Always describe motion explicitly. This is the single most important habit. Replace “she dances” with “she spins on one foot, her skirt flaring outward as her arms extend.” Mochi turns described motion into fluid output; it fills in vague verbs with generic results.

Write naturally. Because Mochi uses a single language model, full sentences read better to it than comma-separated keyword soup. Describe the shot the way you’d brief a camera operator.

Plan for five seconds. Clips are short. Don’t pack a multi-step narrative into one generation — pick one moment and one motion, and let it breathe.

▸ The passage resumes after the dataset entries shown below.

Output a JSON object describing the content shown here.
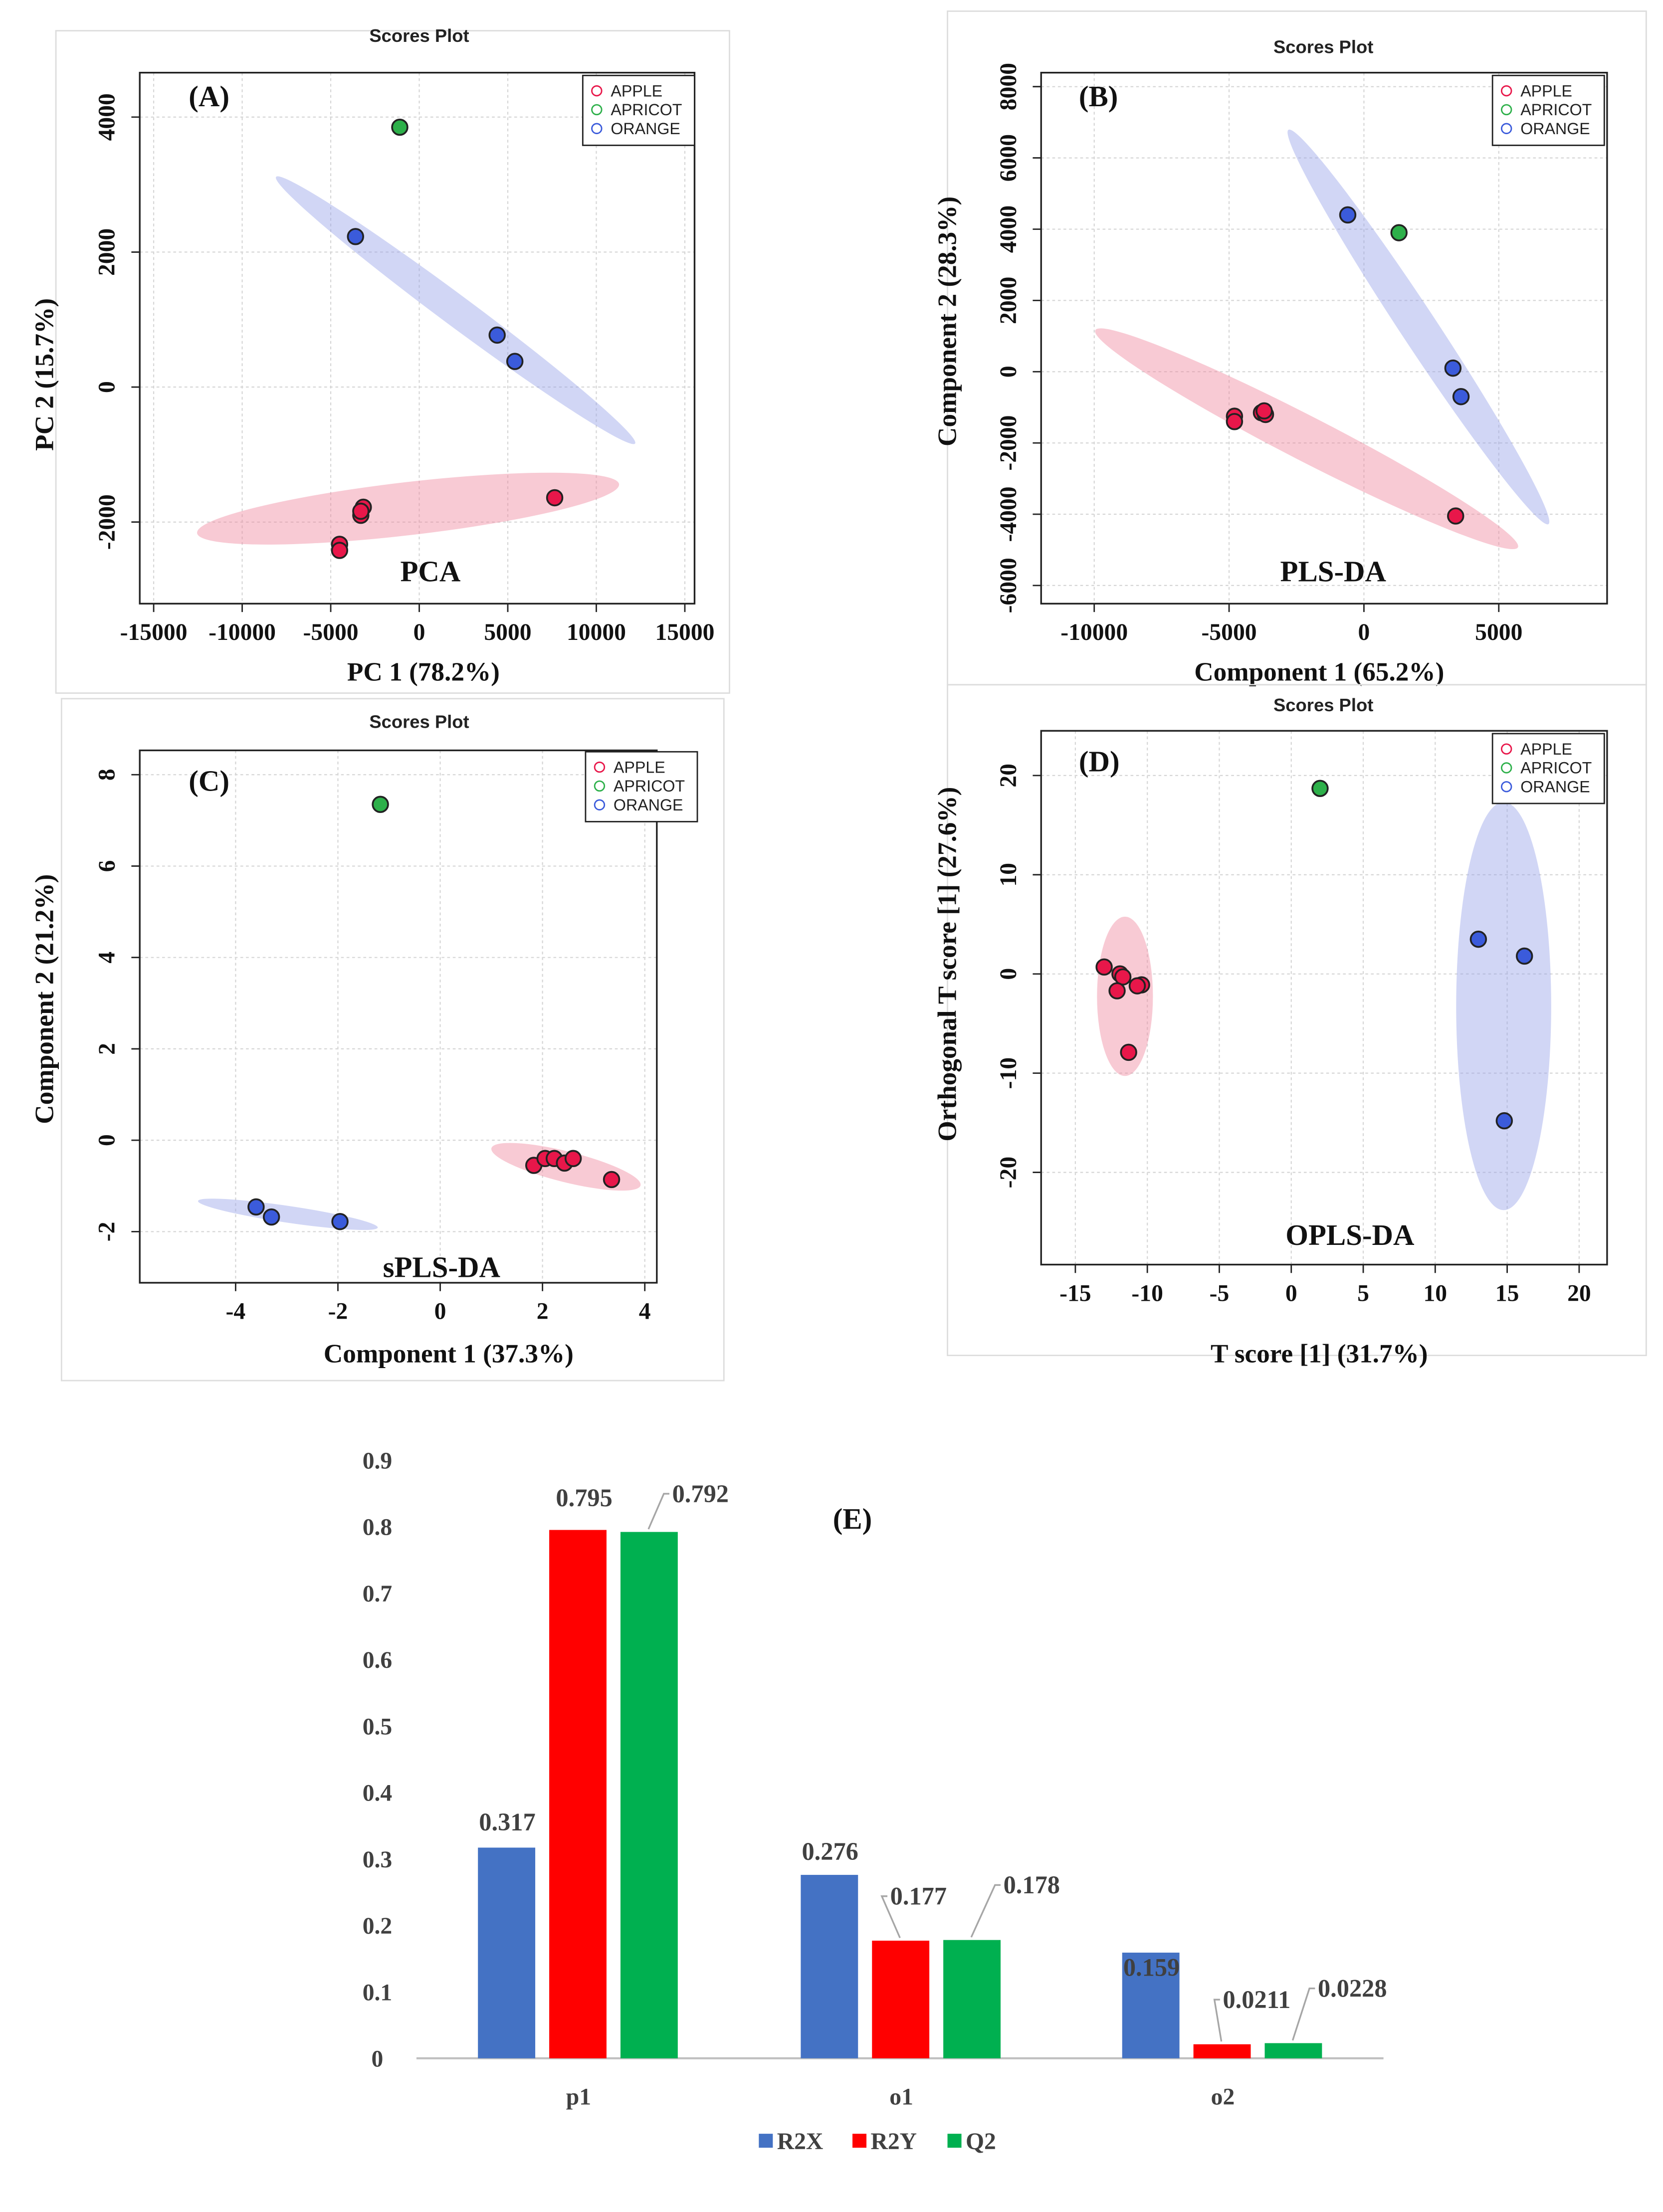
{
  "chart_data": [
    {
      "type": "scatter",
      "panel_label": "(A)",
      "title": "Scores Plot",
      "method_label": "PCA",
      "xlabel": "PC 1 (78.2%)",
      "ylabel": "PC 2 (15.7%)",
      "xticks": [
        -15000,
        -10000,
        -5000,
        0,
        5000,
        10000,
        15000
      ],
      "yticks": [
        -2000,
        0,
        2000,
        4000
      ],
      "xlim": [
        -15000,
        15000
      ],
      "ylim": [
        -3000,
        4500
      ],
      "legend": [
        "APPLE",
        "APRICOT",
        "ORANGE"
      ],
      "legend_position": "top-right",
      "series": [
        {
          "name": "APPLE",
          "color": "#E8174A",
          "points": [
            [
              -4500,
              -2330
            ],
            [
              -4500,
              -2420
            ],
            [
              -3300,
              -1900
            ],
            [
              -3160,
              -1780
            ],
            [
              -3300,
              -1840
            ],
            [
              7650,
              -1640
            ]
          ]
        },
        {
          "name": "APRICOT",
          "color": "#2DB04A",
          "points": [
            [
              -1100,
              3850
            ]
          ]
        },
        {
          "name": "ORANGE",
          "color": "#3B5BDB",
          "points": [
            [
              -3600,
              2230
            ],
            [
              4400,
              770
            ],
            [
              5400,
              380
            ]
          ]
        }
      ]
    },
    {
      "type": "scatter",
      "panel_label": "(B)",
      "title": "Scores Plot",
      "method_label": "PLS-DA",
      "xlabel": "Component 1 (65.2%)",
      "ylabel": "Component 2 (28.3%)",
      "xticks": [
        -10000,
        -5000,
        0,
        5000
      ],
      "yticks": [
        -6000,
        -4000,
        -2000,
        0,
        2000,
        4000,
        6000,
        8000
      ],
      "xlim": [
        -12000,
        9000
      ],
      "ylim": [
        -6500,
        8500
      ],
      "legend": [
        "APPLE",
        "APRICOT",
        "ORANGE"
      ],
      "legend_position": "top-right",
      "series": [
        {
          "name": "APPLE",
          "color": "#E8174A",
          "points": [
            [
              -4800,
              -1250
            ],
            [
              -4800,
              -1400
            ],
            [
              -3800,
              -1150
            ],
            [
              -3650,
              -1200
            ],
            [
              -3700,
              -1100
            ],
            [
              3400,
              -4050
            ]
          ]
        },
        {
          "name": "APRICOT",
          "color": "#2DB04A",
          "points": [
            [
              1300,
              3900
            ]
          ]
        },
        {
          "name": "ORANGE",
          "color": "#3B5BDB",
          "points": [
            [
              -600,
              4400
            ],
            [
              3300,
              100
            ],
            [
              3600,
              -700
            ]
          ]
        }
      ]
    },
    {
      "type": "scatter",
      "panel_label": "(C)",
      "title": "Scores Plot",
      "method_label": "sPLS-DA",
      "xlabel": "Component 1 (37.3%)",
      "ylabel": "Component 2 (21.2%)",
      "xticks": [
        -4,
        -2,
        0,
        2,
        4
      ],
      "yticks": [
        -2,
        0,
        2,
        4,
        6,
        8
      ],
      "xlim": [
        -5.8,
        4.4
      ],
      "ylim": [
        -3.1,
        8.5
      ],
      "legend": [
        "APPLE",
        "APRICOT",
        "ORANGE"
      ],
      "legend_position": "top-right",
      "series": [
        {
          "name": "APPLE",
          "color": "#E8174A",
          "points": [
            [
              1.83,
              -0.55
            ],
            [
              2.05,
              -0.4
            ],
            [
              2.23,
              -0.4
            ],
            [
              2.43,
              -0.5
            ],
            [
              2.6,
              -0.4
            ],
            [
              3.35,
              -0.86
            ]
          ]
        },
        {
          "name": "APRICOT",
          "color": "#2DB04A",
          "points": [
            [
              -1.17,
              7.35
            ]
          ]
        },
        {
          "name": "ORANGE",
          "color": "#3B5BDB",
          "points": [
            [
              -3.6,
              -1.46
            ],
            [
              -3.3,
              -1.68
            ],
            [
              -1.96,
              -1.78
            ]
          ]
        }
      ]
    },
    {
      "type": "scatter",
      "panel_label": "(D)",
      "title": "Scores Plot",
      "method_label": "OPLS-DA",
      "xlabel": "T score [1] (31.7%)",
      "ylabel": "Orthogonal T score [1] (27.6%)",
      "xticks": [
        -15,
        -10,
        -5,
        0,
        5,
        10,
        15,
        20
      ],
      "yticks": [
        -20,
        -10,
        0,
        10,
        20
      ],
      "xlim": [
        -17,
        22
      ],
      "ylim": [
        -29,
        24
      ],
      "legend": [
        "APPLE",
        "APRICOT",
        "ORANGE"
      ],
      "legend_position": "top-right",
      "series": [
        {
          "name": "APPLE",
          "color": "#E8174A",
          "points": [
            [
              -13,
              0.7
            ],
            [
              -11.9,
              0
            ],
            [
              -11.7,
              -0.3
            ],
            [
              -12.1,
              -1.7
            ],
            [
              -10.4,
              -1.1
            ],
            [
              -10.7,
              -1.2
            ],
            [
              -11.3,
              -7.9
            ]
          ]
        },
        {
          "name": "APRICOT",
          "color": "#2DB04A",
          "points": [
            [
              2,
              18.7
            ]
          ]
        },
        {
          "name": "ORANGE",
          "color": "#3B5BDB",
          "points": [
            [
              13,
              3.5
            ],
            [
              16.2,
              1.8
            ],
            [
              14.8,
              -14.8
            ]
          ]
        }
      ]
    },
    {
      "type": "bar",
      "panel_label": "(E)",
      "categories": [
        "p1",
        "o1",
        "o2"
      ],
      "yticks": [
        "0",
        "0.1",
        "0.2",
        "0.3",
        "0.4",
        "0.5",
        "0.6",
        "0.7",
        "0.8",
        "0.9"
      ],
      "ylim": [
        0,
        0.9
      ],
      "legend_position": "bottom",
      "series": [
        {
          "name": "R2X",
          "color": "#4472C4",
          "values": [
            0.317,
            0.276,
            0.159
          ],
          "labels": [
            "0.317",
            "0.276",
            "0.159"
          ]
        },
        {
          "name": "R2Y",
          "color": "#FF0000",
          "values": [
            0.795,
            0.177,
            0.0211
          ],
          "labels": [
            "0.795",
            "0.177",
            "0.0211"
          ]
        },
        {
          "name": "Q2",
          "color": "#00B050",
          "values": [
            0.792,
            0.178,
            0.0228
          ],
          "labels": [
            "0.792",
            "0.178",
            "0.0228"
          ]
        }
      ]
    }
  ]
}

Name the camera move. “Dolly zoom,” “slow pan,” “tracking shot,” and “push-in” all translate into specific behavior. A prompt with no camera direction defaults to a flat static shot.

Lean into physics. If your idea involves water, fur, hair, fabric, or weight, foreground it. That’s where Mochi visibly outperforms a generic prompt.

Generate Motion-Forward Prompts Faster

The hard part of prompting Mochi 1 is consistently describing motion in enough detail — it’s easy to slip back into static scene descriptions. LzyPrompt takes your shot idea in plain language and returns a structured, motion-forward prompt with the camera, lighting, and physical action spelled out the way Mochi responds to best. Generate your first prompt free and see how much sharper the motion descriptions come back.

FAQ

What is Mochi 1 best at?

High-fidelity, physically realistic motion. It renders liquids, fur, hair, and fabric with convincing weight and dynamics, and it follows prompts closely. Build shots around movement to get the most out of it.

How long are Mochi 1 video clips?

Mochi 1 generates clips up to about 5.4 seconds at 30fps, optimized for 480p output. Plan single-moment shots that read clearly in that window rather than multi-step sequences.

Should I write Mochi 1 prompts as keywords or full sentences?

Full sentences. Mochi encodes prompts with a single T5-XXL language model and responds best to natural, descriptive language — write it like a shot brief, not a keyword list.

Is Mochi 1 free to use?

The model is open-source under a permissive Apache 2.0 license, so you can run it yourself and iterate without per-generation costs, given suitable hardware. Hosted versions may charge for compute.

How is Mochi 1 different from other open-source video models?

Its standout trait is motion fidelity, especially soft-body physics like hair, fur, and liquids, paired with strong prompt adherence. Other open models may offer longer clips, higher resolution, or built-in audio, but Mochi is a strong choice when believable movement is the priority.